Per-key mean and std for all non-video keys (plus the action key).

@dataclass
class SessionMetadata:
id: str
name: str
status: str
topics: list[str]
started_at: float | None # epoch seconds
stopped_at: float | None
message_count: int
org_id: str
@dataclass
class Record:
session_id: str
topic: str
payload: bytes
timestamp: float # epoch seconds
@dataclass
class VideoIndex:
session_id: str
topic: str
frame_count: int
keyframe_count: int
duration_ms: int
avg_fps: float
segments: list[dict]
@dataclass
class Frame:
topic: str
timestamp: float
image: object # (H, W, 3) uint8 RGB numpy array
@property
def height(self) -> int
@property
def width(self) -> int

  • Session methods are synchronous. connect_async is the only async surface and only the API config fetch is async — the returned Session is the same sync object as connect.
  • Subscribe callbacks run on a background receive thread. Keep them short. For heavy work, push to a queue and process from your main thread.
  • The video pipeline runs in its own threads.
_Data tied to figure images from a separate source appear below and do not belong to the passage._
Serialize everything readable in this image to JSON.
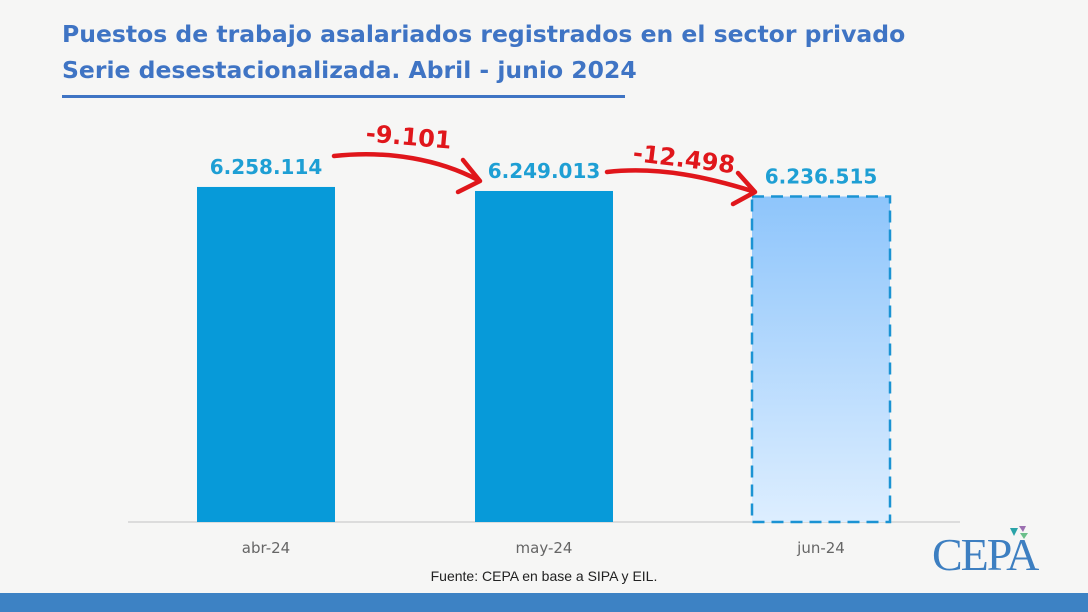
{
  "title_line1": "Puestos de trabajo asalariados registrados en el sector privado",
  "title_line2": "Serie desestacionalizada. Abril - junio 2024",
  "source": "Fuente: CEPA en base a SIPA y EIL.",
  "logo": "CEPA",
  "chart_data": {
    "type": "bar",
    "categories": [
      "abr-24",
      "may-24",
      "jun-24"
    ],
    "values": [
      6258114,
      6249013,
      6236515
    ],
    "data_labels": [
      "6.258.114",
      "6.249.013",
      "6.236.515"
    ],
    "ylim": [
      5500000,
      6387000
    ],
    "grid": false,
    "colors": {
      "bar": "#079ad9",
      "projected_bar_top": "#8ec5fb",
      "projected_bar_bottom": "#ddeeff",
      "projected_border": "#1b93d3",
      "label": "#1e9fd4",
      "annotation": "#e0161b"
    },
    "projected": [
      false,
      false,
      true
    ],
    "annotations": [
      {
        "text": "-9.101",
        "from": "abr-24",
        "to": "may-24"
      },
      {
        "text": "-12.498",
        "from": "may-24",
        "to": "jun-24"
      }
    ]
  }
}
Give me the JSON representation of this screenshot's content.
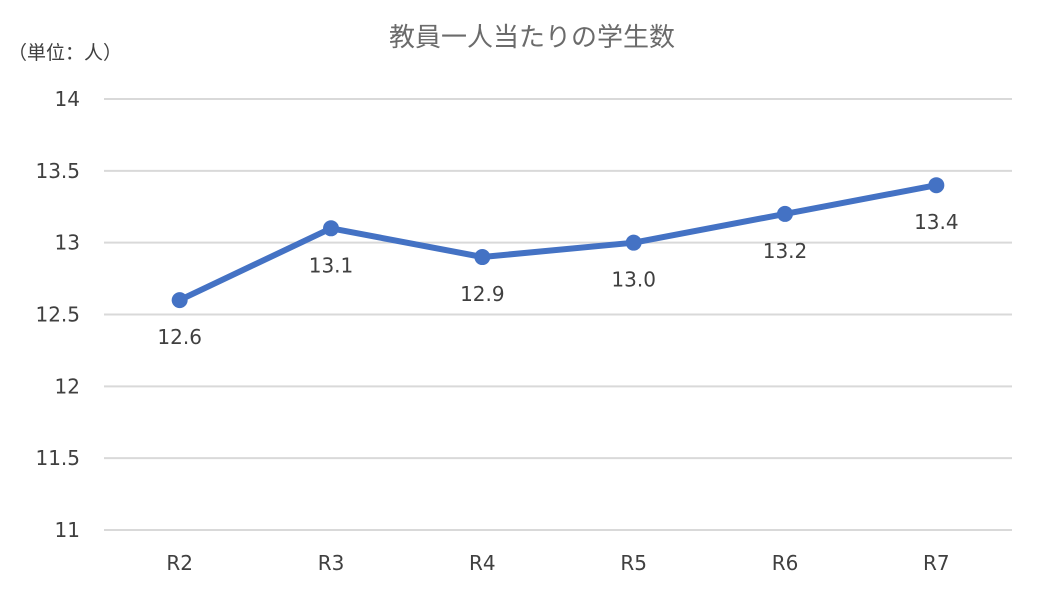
{
  "chart_data": {
    "type": "line",
    "title": "教員一人当たりの学生数",
    "unit_label": "（単位：人）",
    "xlabel": "",
    "ylabel": "",
    "categories": [
      "R2",
      "R3",
      "R4",
      "R5",
      "R6",
      "R7"
    ],
    "values": [
      12.6,
      13.1,
      12.9,
      13.0,
      13.2,
      13.4
    ],
    "data_labels": [
      "12.6",
      "13.1",
      "12.9",
      "13.0",
      "13.2",
      "13.4"
    ],
    "ylim": [
      11,
      14
    ],
    "yticks": [
      11,
      11.5,
      12,
      12.5,
      13,
      13.5,
      14
    ],
    "ytick_labels": [
      "11",
      "11.5",
      "12",
      "12.5",
      "13",
      "13.5",
      "14"
    ],
    "grid": true,
    "legend": "none",
    "colors": {
      "series": "#4472c4",
      "grid": "#d9d9d9",
      "title": "#6b6b6b",
      "text": "#404040"
    }
  }
}
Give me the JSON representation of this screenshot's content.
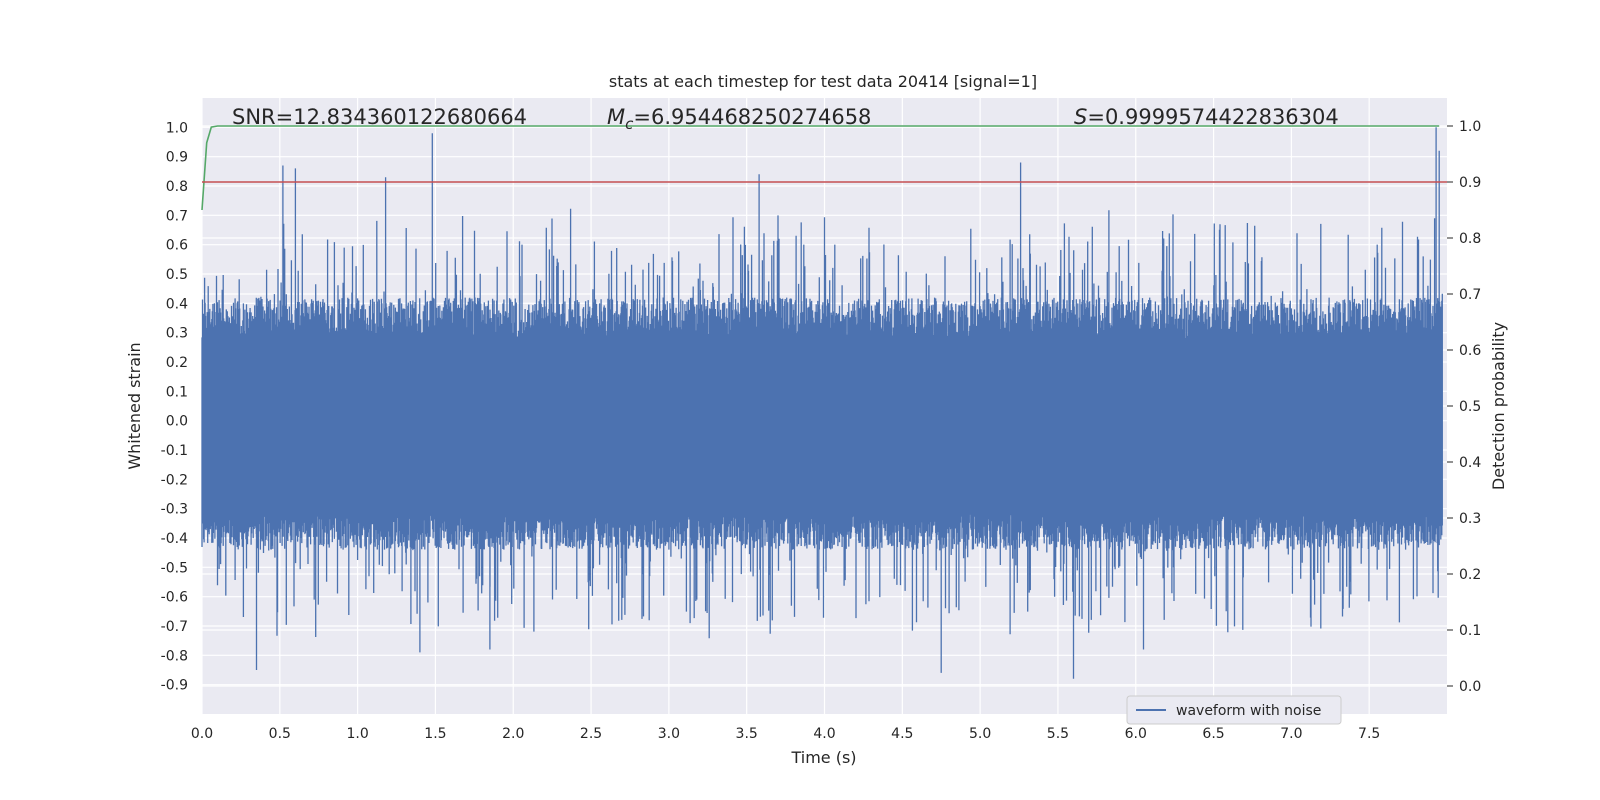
{
  "chart_data": {
    "type": "line",
    "title": "stats at each timestep for test data 20414 [signal=1]",
    "xlabel": "Time (s)",
    "ylabel": "Whitened strain",
    "y2label": "Detection probability",
    "xlim": [
      0.0,
      8.0
    ],
    "ylim": [
      -1.0,
      1.1
    ],
    "y2lim": [
      -0.05,
      1.05
    ],
    "x_ticks": [
      "0.0",
      "0.5",
      "1.0",
      "1.5",
      "2.0",
      "2.5",
      "3.0",
      "3.5",
      "4.0",
      "4.5",
      "5.0",
      "5.5",
      "6.0",
      "6.5",
      "7.0",
      "7.5"
    ],
    "y_ticks": [
      "1.0",
      "0.9",
      "0.8",
      "0.7",
      "0.6",
      "0.5",
      "0.4",
      "0.3",
      "0.2",
      "0.1",
      "0.0",
      "-0.1",
      "-0.2",
      "-0.3",
      "-0.4",
      "-0.5",
      "-0.6",
      "-0.7",
      "-0.8",
      "-0.9"
    ],
    "y2_ticks": [
      "1.0",
      "0.9",
      "0.8",
      "0.7",
      "0.6",
      "0.5",
      "0.4",
      "0.3",
      "0.2",
      "0.1",
      "0.0"
    ],
    "grid": true,
    "legend_position": "bottom-right",
    "annotations": {
      "snr": "SNR=12.834360122680664",
      "mc_symbol": "M",
      "mc_subscript": "c",
      "mc_value": "=6.954468250274658",
      "s_symbol": "S",
      "s_value": "=0.9999574422836304"
    },
    "series": [
      {
        "name": "waveform with noise",
        "color": "#4c72b0",
        "axis": "left",
        "note_peaks": [
          [
            0.52,
            0.87
          ],
          [
            0.6,
            0.86
          ],
          [
            1.18,
            0.83
          ],
          [
            1.48,
            0.98
          ],
          [
            3.58,
            0.84
          ],
          [
            5.26,
            0.88
          ],
          [
            7.93,
            1.0
          ],
          [
            7.95,
            0.92
          ],
          [
            0.35,
            -0.85
          ],
          [
            4.75,
            -0.86
          ],
          [
            5.6,
            -0.88
          ],
          [
            1.85,
            -0.78
          ],
          [
            1.4,
            -0.79
          ],
          [
            6.05,
            -0.78
          ]
        ]
      },
      {
        "color": "#55a868",
        "axis": "right",
        "x": [
          0.0,
          0.03,
          0.06,
          0.1,
          1.0,
          7.95
        ],
        "values": [
          0.85,
          0.97,
          0.998,
          1.0,
          1.0,
          1.0
        ]
      },
      {
        "color": "#c44e52",
        "axis": "right",
        "x": [
          0.0,
          8.0
        ],
        "values": [
          0.9,
          0.9
        ]
      }
    ]
  }
}
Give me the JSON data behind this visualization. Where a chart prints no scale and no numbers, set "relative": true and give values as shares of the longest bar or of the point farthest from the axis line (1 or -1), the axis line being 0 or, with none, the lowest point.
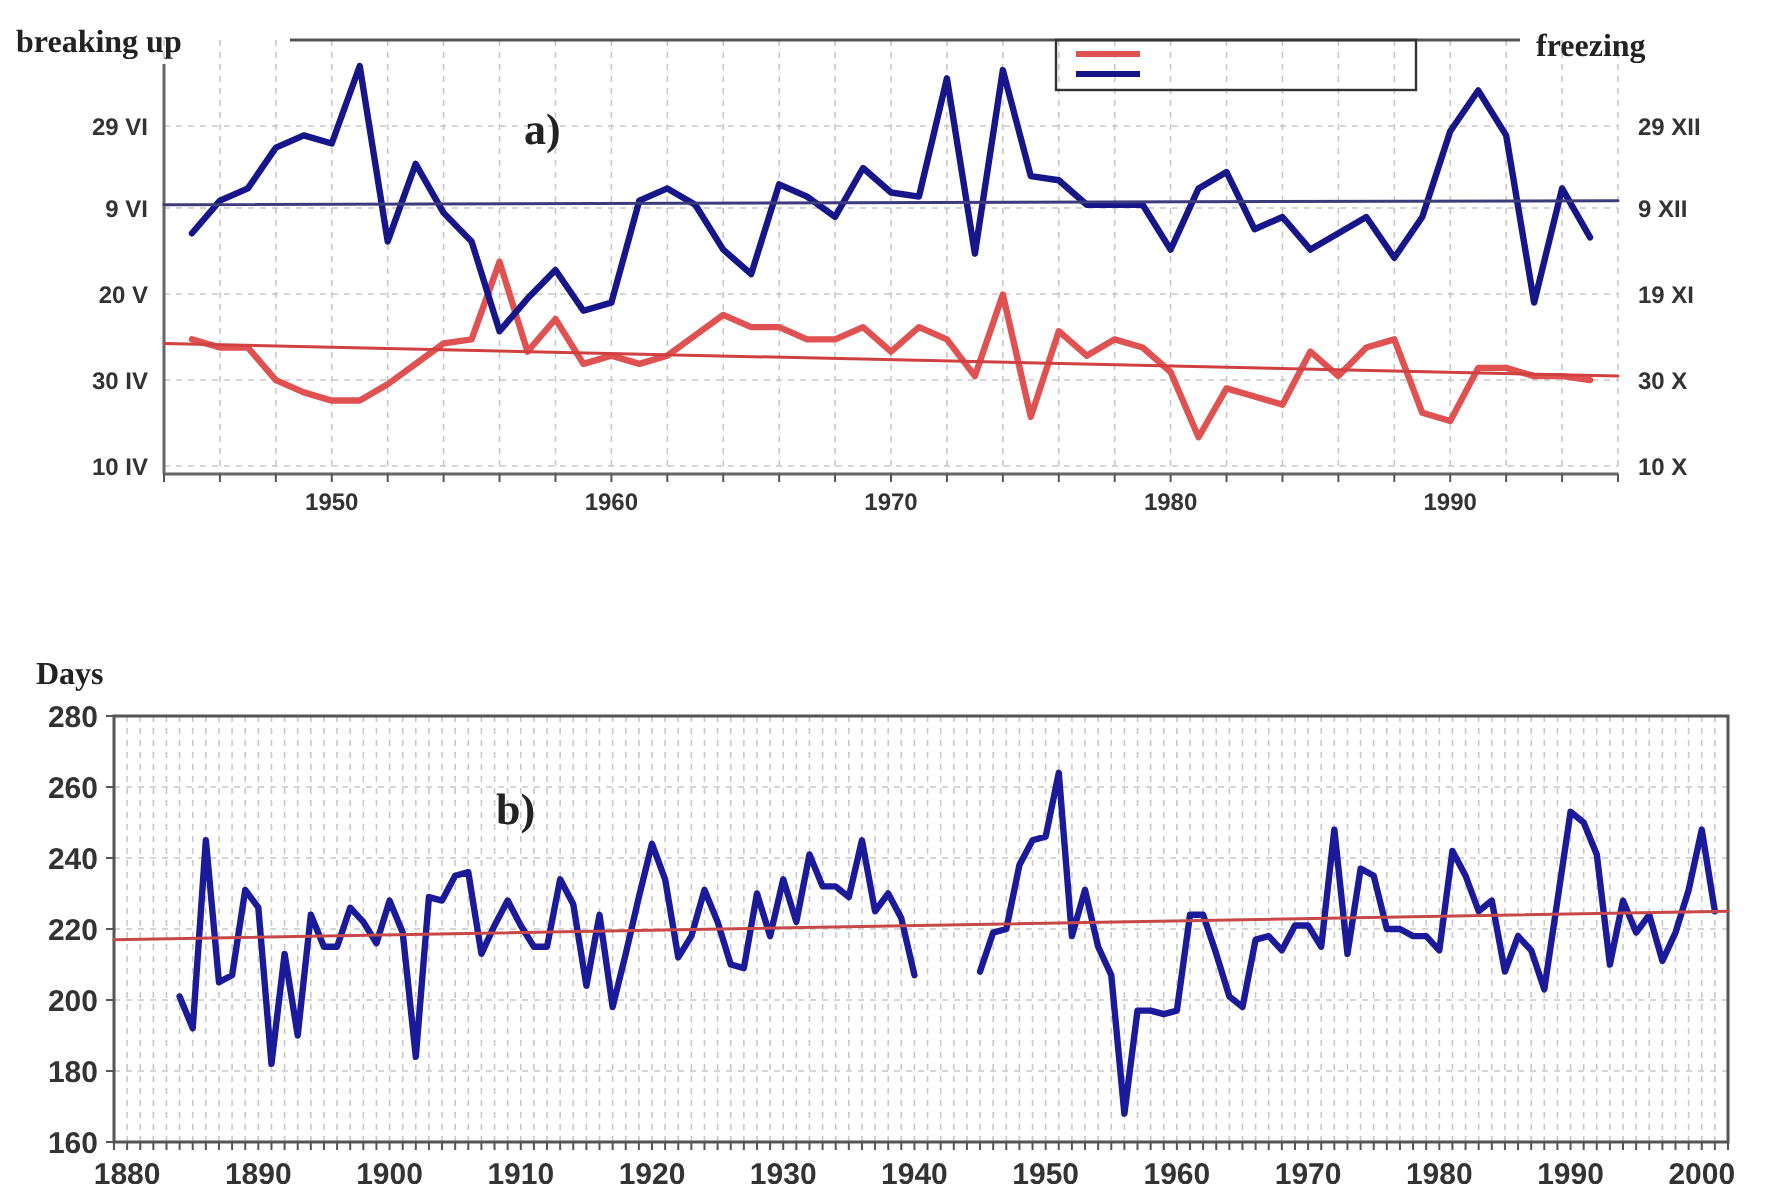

Robot.run() blocks the calling thread driving it; track.send() is thread-safe.
  • Robot.recv() blocks the calling thread until a msg/* message arrives.

The SDK raises ValueError for bad arguments (mutually exclusive options, malformed specs), RuntimeError for state errors (closed track / session without API key), TimeoutError from Robot.recv(timeout=…), and ImportError from optional features when their extras aren’t installed.